Con una legislazione efficace e un’azione mirata, l’aria può diventare più pulita, come è stato il caso con il Clean Air Act, ha affermato Burke. Ha aggiunto che la transizione energetica verso le energie rinnovabili e, in ultima analisi, le emissioni nette zero abbasseranno anche la concentrazione di inquinanti atmosferici. Durante la transizione, è essenziale concentrarsi su aree specifiche per ridurre le disuguaglianze e pulire l’aria negli Stati Uniti, ha affermato.

“Oltre a essere sistematicamente più esposte a livelli più elevati di inquinamento atmosferico, si ritiene che le comunità strutturalmente svantaggiate siano anche più suscettibili agli effetti negativi sulla salute derivanti dall’inquinamento atmosferico”, secondo lo studio. “Le fonti di emissioni di inquinamento atmosferico sono spesso localizzate in comunità emarginate, poiché i residenti di queste aree tendono ad avere meno opportunità economiche, risorse e capitale sociale, nonché un potere politico limitato per influenzare i processi decisionali che determinano dove collocare tali fonti di inquinamento”.

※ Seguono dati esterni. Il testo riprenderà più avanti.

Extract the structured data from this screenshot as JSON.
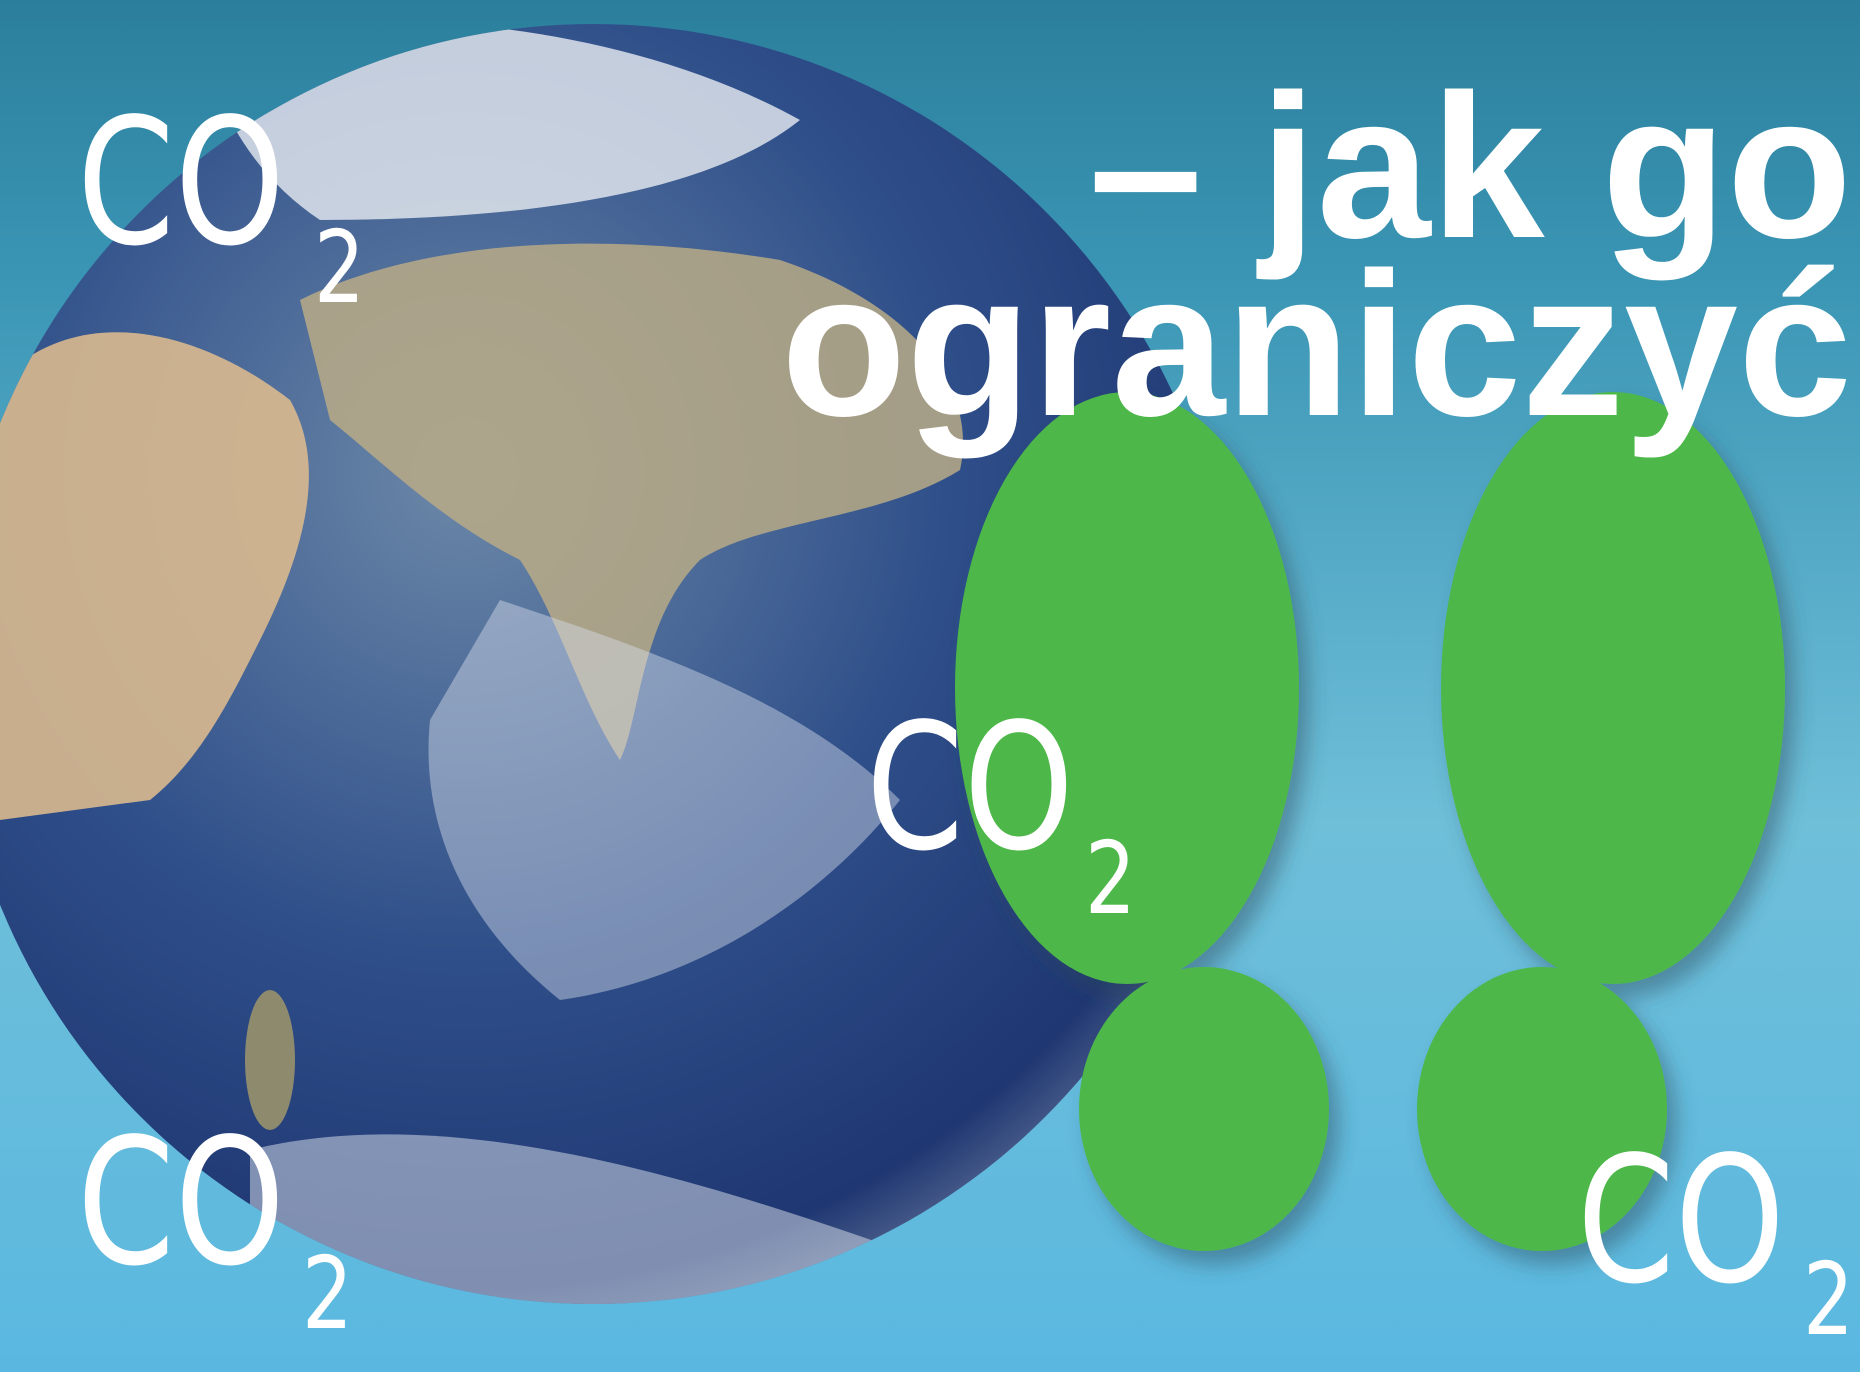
{
  "title": {
    "lines": [
      "– jak go",
      "ograniczyć"
    ]
  },
  "labels": [
    {
      "main": "CO",
      "sub": "2"
    },
    {
      "main": "CO",
      "sub": "2"
    },
    {
      "main": "CO",
      "sub": "2"
    },
    {
      "main": "CO",
      "sub": "2"
    }
  ]
}
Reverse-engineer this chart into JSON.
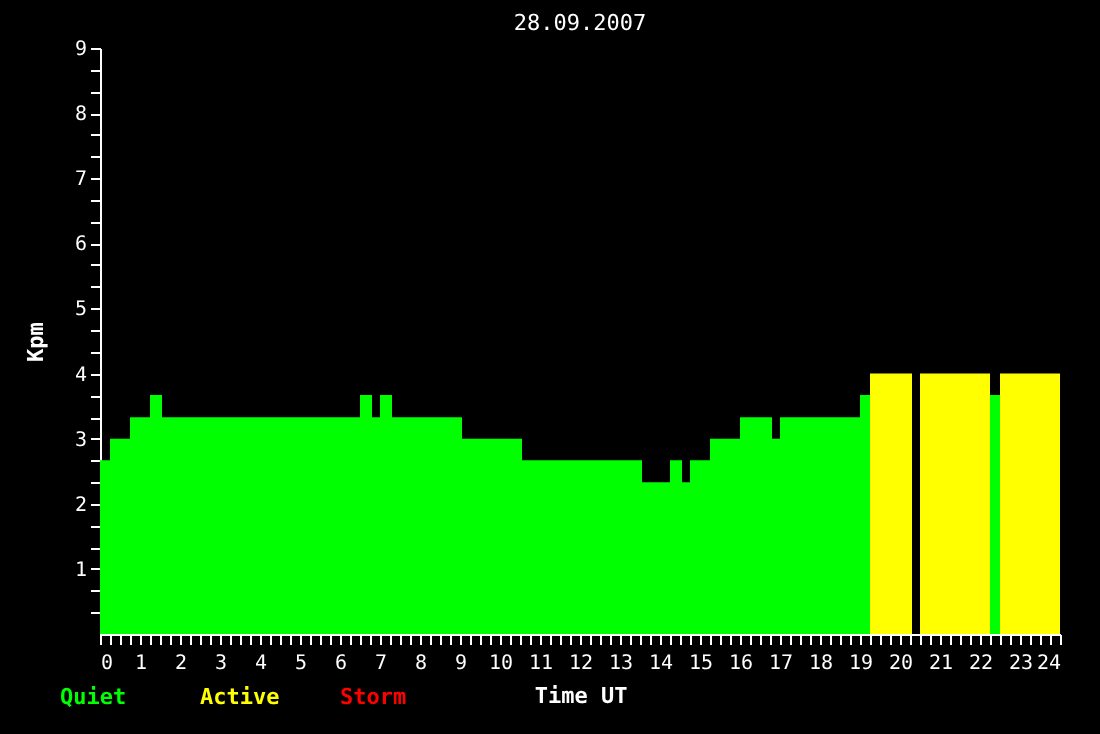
{
  "chart_data": {
    "type": "histogram",
    "title": "28.09.2007",
    "xlabel": "Time UT",
    "ylabel": "Kpm",
    "bins": [
      0,
      0.25,
      0.75,
      1.25,
      1.55,
      6.5,
      6.8,
      7.0,
      7.3,
      9.05,
      10.55,
      13.55,
      14.25,
      14.55,
      14.75,
      15.25,
      16.0,
      16.8,
      17.0,
      19.0,
      19.25,
      20.3,
      20.5,
      22.25,
      22.5,
      24
    ],
    "series": [
      {
        "name": "Quiet",
        "color": "#00ff00",
        "values": [
          2.67,
          3,
          3.33,
          3.67,
          3.33,
          3.67,
          3.33,
          3.67,
          3.33,
          3,
          2.67,
          2.33,
          2.67,
          2.33,
          2.67,
          3,
          3.33,
          3,
          3.33,
          3.67,
          null,
          null,
          null,
          3.67,
          null
        ]
      },
      {
        "name": "Active",
        "color": "#ffff00",
        "values": [
          null,
          null,
          null,
          null,
          null,
          null,
          null,
          null,
          null,
          null,
          null,
          null,
          null,
          null,
          null,
          null,
          null,
          null,
          null,
          null,
          4,
          null,
          4,
          null,
          4
        ]
      }
    ],
    "annotations": [
      "Storm"
    ],
    "xlim": [
      0,
      24
    ],
    "ylim": [
      0,
      9
    ],
    "xticks": [
      0,
      {
        "value": 0.25,
        "label": null
      },
      {
        "value": 0.5,
        "label": null
      },
      {
        "value": 0.75,
        "label": null
      },
      1,
      {
        "value": 1.25,
        "label": null
      },
      {
        "value": 1.5,
        "label": null
      },
      {
        "value": 1.75,
        "label": null
      },
      2,
      {
        "value": 2.25,
        "label": null
      },
      {
        "value": 2.5,
        "label": null
      },
      {
        "value": 2.75,
        "label": null
      },
      3,
      {
        "value": 3.25,
        "label": null
      },
      {
        "value": 3.5,
        "label": null
      },
      {
        "value": 3.75,
        "label": null
      },
      4,
      {
        "value": 4.25,
        "label": null
      },
      {
        "value": 4.5,
        "label": null
      },
      {
        "value": 4.75,
        "label": null
      },
      5,
      {
        "value": 5.25,
        "label": null
      },
      {
        "value": 5.5,
        "label": null
      },
      {
        "value": 5.75,
        "label": null
      },
      6,
      {
        "value": 6.25,
        "label": null
      },
      {
        "value": 6.5,
        "label": null
      },
      {
        "value": 6.75,
        "label": null
      },
      7,
      {
        "value": 7.25,
        "label": null
      },
      {
        "value": 7.5,
        "label": null
      },
      {
        "value": 7.75,
        "label": null
      },
      8,
      {
        "value": 8.25,
        "label": null
      },
      {
        "value": 8.5,
        "label": null
      },
      {
        "value": 8.75,
        "label": null
      },
      9,
      {
        "value": 9.25,
        "label": null
      },
      {
        "value": 9.5,
        "label": null
      },
      {
        "value": 9.75,
        "label": null
      },
      10,
      {
        "value": 10.25,
        "label": null
      },
      {
        "value": 10.5,
        "label": null
      },
      {
        "value": 10.75,
        "label": null
      },
      11,
      {
        "value": 11.25,
        "label": null
      },
      {
        "value": 11.5,
        "label": null
      },
      {
        "value": 11.75,
        "label": null
      },
      12,
      {
        "value": 12.25,
        "label": null
      },
      {
        "value": 12.5,
        "label": null
      },
      {
        "value": 12.75,
        "label": null
      },
      13,
      {
        "value": 13.25,
        "label": null
      },
      {
        "value": 13.5,
        "label": null
      },
      {
        "value": 13.75,
        "label": null
      },
      14,
      {
        "value": 14.25,
        "label": null
      },
      {
        "value": 14.5,
        "label": null
      },
      {
        "value": 14.75,
        "label": null
      },
      15,
      {
        "value": 15.25,
        "label": null
      },
      {
        "value": 15.5,
        "label": null
      },
      {
        "value": 15.75,
        "label": null
      },
      16,
      {
        "value": 16.25,
        "label": null
      },
      {
        "value": 16.5,
        "label": null
      },
      {
        "value": 16.75,
        "label": null
      },
      17,
      {
        "value": 17.25,
        "label": null
      },
      {
        "value": 17.5,
        "label": null
      },
      {
        "value": 17.75,
        "label": null
      },
      18,
      {
        "value": 18.25,
        "label": null
      },
      {
        "value": 18.5,
        "label": null
      },
      {
        "value": 18.75,
        "label": null
      },
      19,
      {
        "value": 19.25,
        "label": null
      },
      {
        "value": 19.5,
        "label": null
      },
      {
        "value": 19.75,
        "label": null
      },
      20,
      {
        "value": 20.25,
        "label": null
      },
      {
        "value": 20.5,
        "label": null
      },
      {
        "value": 20.75,
        "label": null
      },
      21,
      {
        "value": 21.25,
        "label": null
      },
      {
        "value": 21.5,
        "label": null
      },
      {
        "value": 21.75,
        "label": null
      },
      22,
      {
        "value": 22.25,
        "label": null
      },
      {
        "value": 22.5,
        "label": null
      },
      {
        "value": 22.75,
        "label": null
      },
      23,
      {
        "value": 23.25,
        "label": null
      },
      {
        "value": 23.5,
        "label": null
      },
      {
        "value": 23.75,
        "label": null
      },
      24
    ],
    "yticks": [
      {
        "value": 0.33,
        "label": null
      },
      {
        "value": 0.67,
        "label": null
      },
      1,
      {
        "value": 1.33,
        "label": null
      },
      {
        "value": 1.67,
        "label": null
      },
      2,
      {
        "value": 2.33,
        "label": null
      },
      {
        "value": 2.67,
        "label": null
      },
      3,
      {
        "value": 3.33,
        "label": null
      },
      {
        "value": 3.67,
        "label": null
      },
      4,
      {
        "value": 4.33,
        "label": null
      },
      {
        "value": 4.67,
        "label": null
      },
      5,
      {
        "value": 5.33,
        "label": null
      },
      {
        "value": 5.67,
        "label": null
      },
      6,
      {
        "value": 6.33,
        "label": null
      },
      {
        "value": 6.67,
        "label": null
      },
      7,
      {
        "value": 7.33,
        "label": null
      },
      {
        "value": 7.67,
        "label": null
      },
      8,
      {
        "value": 8.33,
        "label": null
      },
      {
        "value": 8.67,
        "label": null
      },
      9
    ],
    "grid": false,
    "legend": "bottom"
  }
}
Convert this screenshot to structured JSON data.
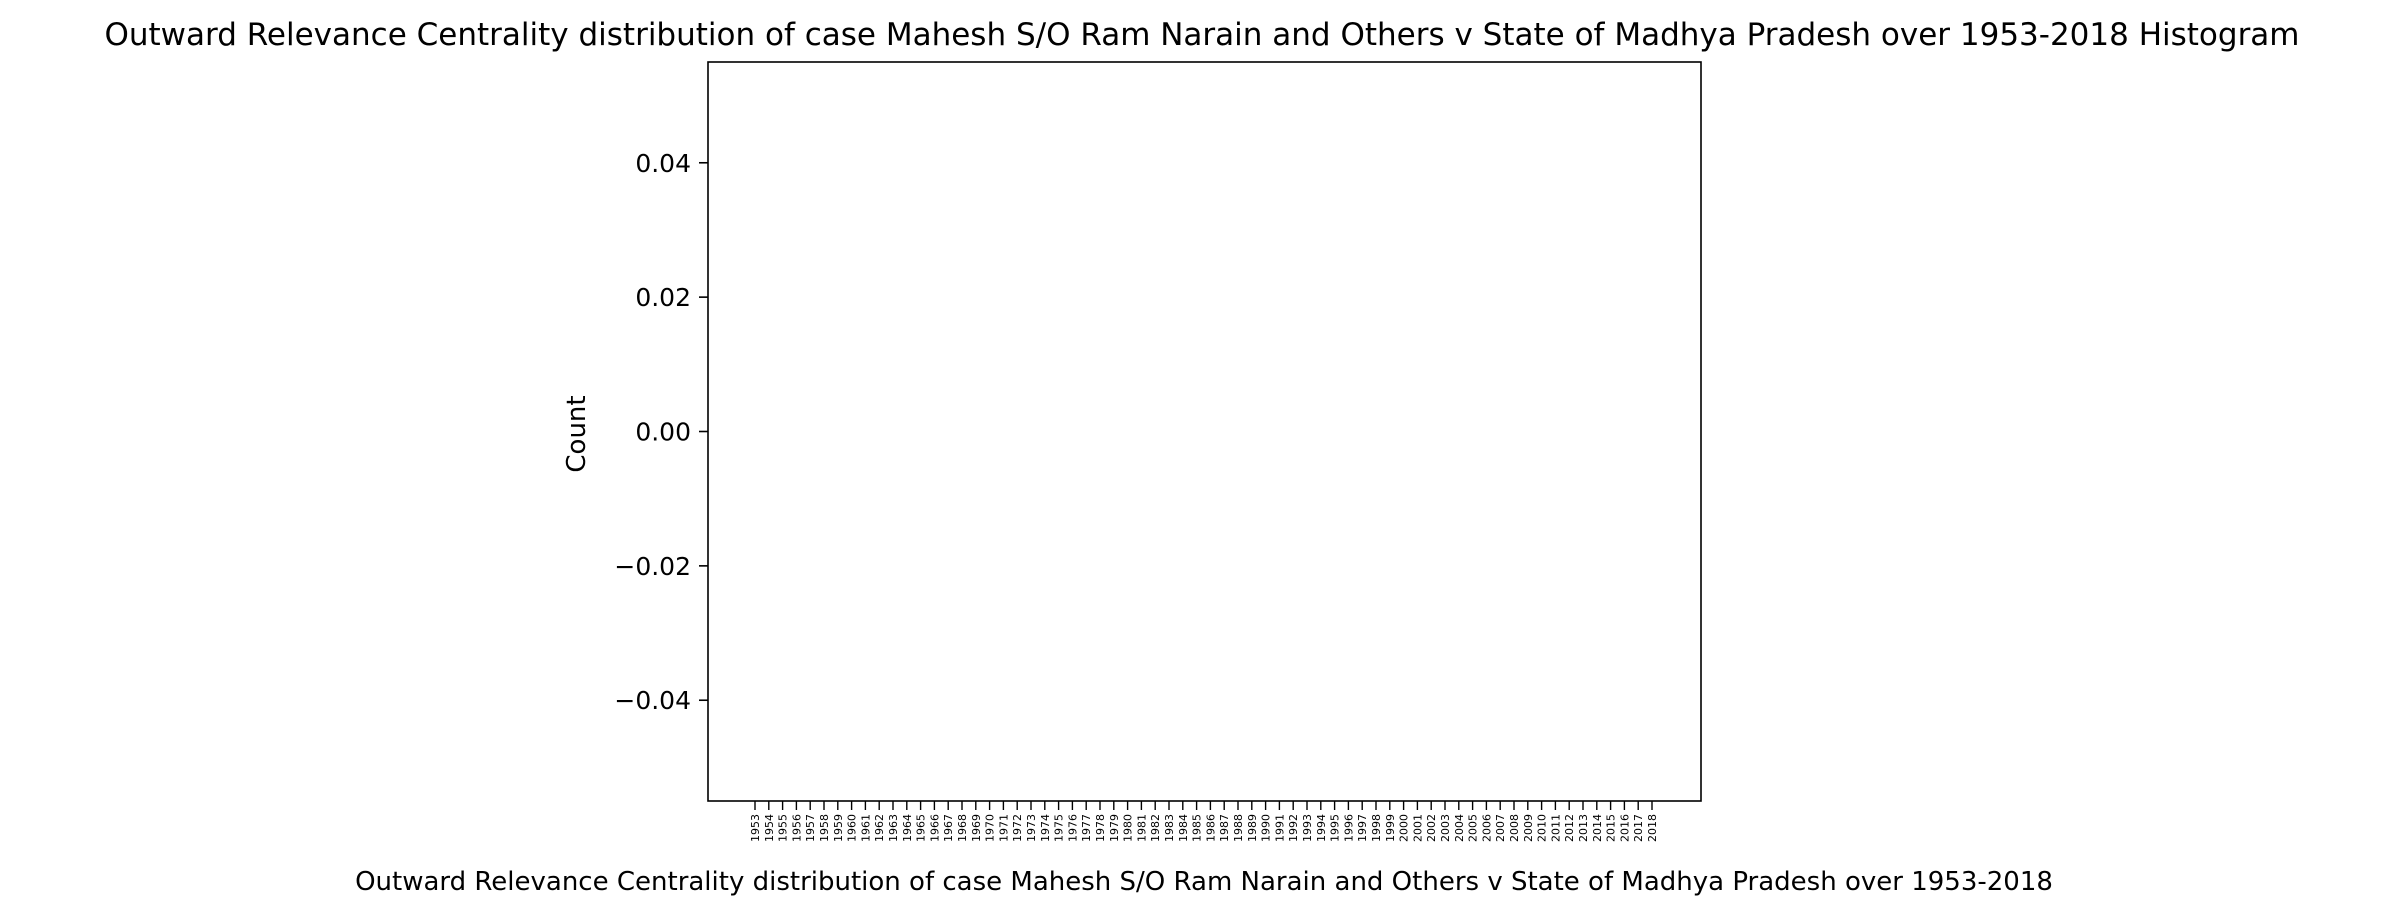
{
  "chart_data": {
    "type": "bar",
    "title": "Outward Relevance Centrality distribution of case Mahesh S/O Ram Narain and Others v State of Madhya Pradesh over 1953-2018 Histogram",
    "xlabel": "Outward Relevance Centrality distribution of case Mahesh S/O Ram Narain and Others v State of Madhya Pradesh over 1953-2018",
    "ylabel": "Count",
    "ylim": [
      -0.055,
      0.055
    ],
    "yticks": [
      -0.04,
      -0.02,
      0.0,
      0.02,
      0.04
    ],
    "ytick_labels": [
      "−0.04",
      "−0.02",
      "0.00",
      "0.02",
      "0.04"
    ],
    "categories": [
      "1953",
      "1954",
      "1955",
      "1956",
      "1957",
      "1958",
      "1959",
      "1960",
      "1961",
      "1962",
      "1963",
      "1964",
      "1965",
      "1966",
      "1967",
      "1968",
      "1969",
      "1970",
      "1971",
      "1972",
      "1973",
      "1974",
      "1975",
      "1976",
      "1977",
      "1978",
      "1979",
      "1980",
      "1981",
      "1982",
      "1983",
      "1984",
      "1985",
      "1986",
      "1987",
      "1988",
      "1989",
      "1990",
      "1991",
      "1992",
      "1993",
      "1994",
      "1995",
      "1996",
      "1997",
      "1998",
      "1999",
      "2000",
      "2001",
      "2002",
      "2003",
      "2004",
      "2005",
      "2006",
      "2007",
      "2008",
      "2009",
      "2010",
      "2011",
      "2012",
      "2013",
      "2014",
      "2015",
      "2016",
      "2017",
      "2018"
    ],
    "values": [
      0,
      0,
      0,
      0,
      0,
      0,
      0,
      0,
      0,
      0,
      0,
      0,
      0,
      0,
      0,
      0,
      0,
      0,
      0,
      0,
      0,
      0,
      0,
      0,
      0,
      0,
      0,
      0,
      0,
      0,
      0,
      0,
      0,
      0,
      0,
      0,
      0,
      0,
      0,
      0,
      0,
      0,
      0,
      0,
      0,
      0,
      0,
      0,
      0,
      0,
      0,
      0,
      0,
      0,
      0,
      0,
      0,
      0,
      0,
      0,
      0,
      0,
      0,
      0,
      0,
      0
    ],
    "grid": false,
    "legend": "none"
  }
}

“I quartieri ad alto reddito sono spesso in grado di combattere queste cose in un modo in cui i quartieri a basso reddito non lo sono”, ha affermato Burke.

Ma le conseguenze per la salute che ne derivano sono devastanti, per tutti. “L’aspettativa di vita globale perde tre anni in media solo a causa dell’inquinamento atmosferico tossico. E questa è solo la morte. Questo non include la malattia”, ha affermato Richard “Drew” Marcantonio, un esperto di inquinamento atmosferico presso il Kroc Institute for International Peace Studies dell’Università di Notre Dame. “Stiamo uccidendo molte più persone tramite le nostre emissioni di quante ne uccidiamo effettivamente con la violenza e l’inquinamento atmosferico ne è la principale fonte”.

Anche se qualcuno riceve cure per un problema di salute correlato all’inquinamento, spesso viene diagnosticato in modo errato, soprattutto nelle comunità svantaggiate, ha affermato Rhodes, l’attivista 57enne di Ivy City. “Quando soffri di un certo tipo di malattia o disturbo, non lo considerano come un problema ambientale”, ha affermato. “Stanno considerando altri fattori come la genetica o le tue abitudini”.

L’Environmental Justice Amendment Act del 2023, introdotto dal membro del Consiglio di DC Zachary Parker, che rappresenta Ivy City, richiede che l'”impatto cumulativo” dell’inquinamento venga preso in considerazione prima che vengano autorizzate industrie più inquinanti per un quartiere come Ivy City. Ma l’impatto continuo delle attuali e precedenti entità inquinanti che bruciano combustibili fossili, oltre al traffico su New York Avenue NE, rimane una minaccia, come chiarisce lo studio di Stanford.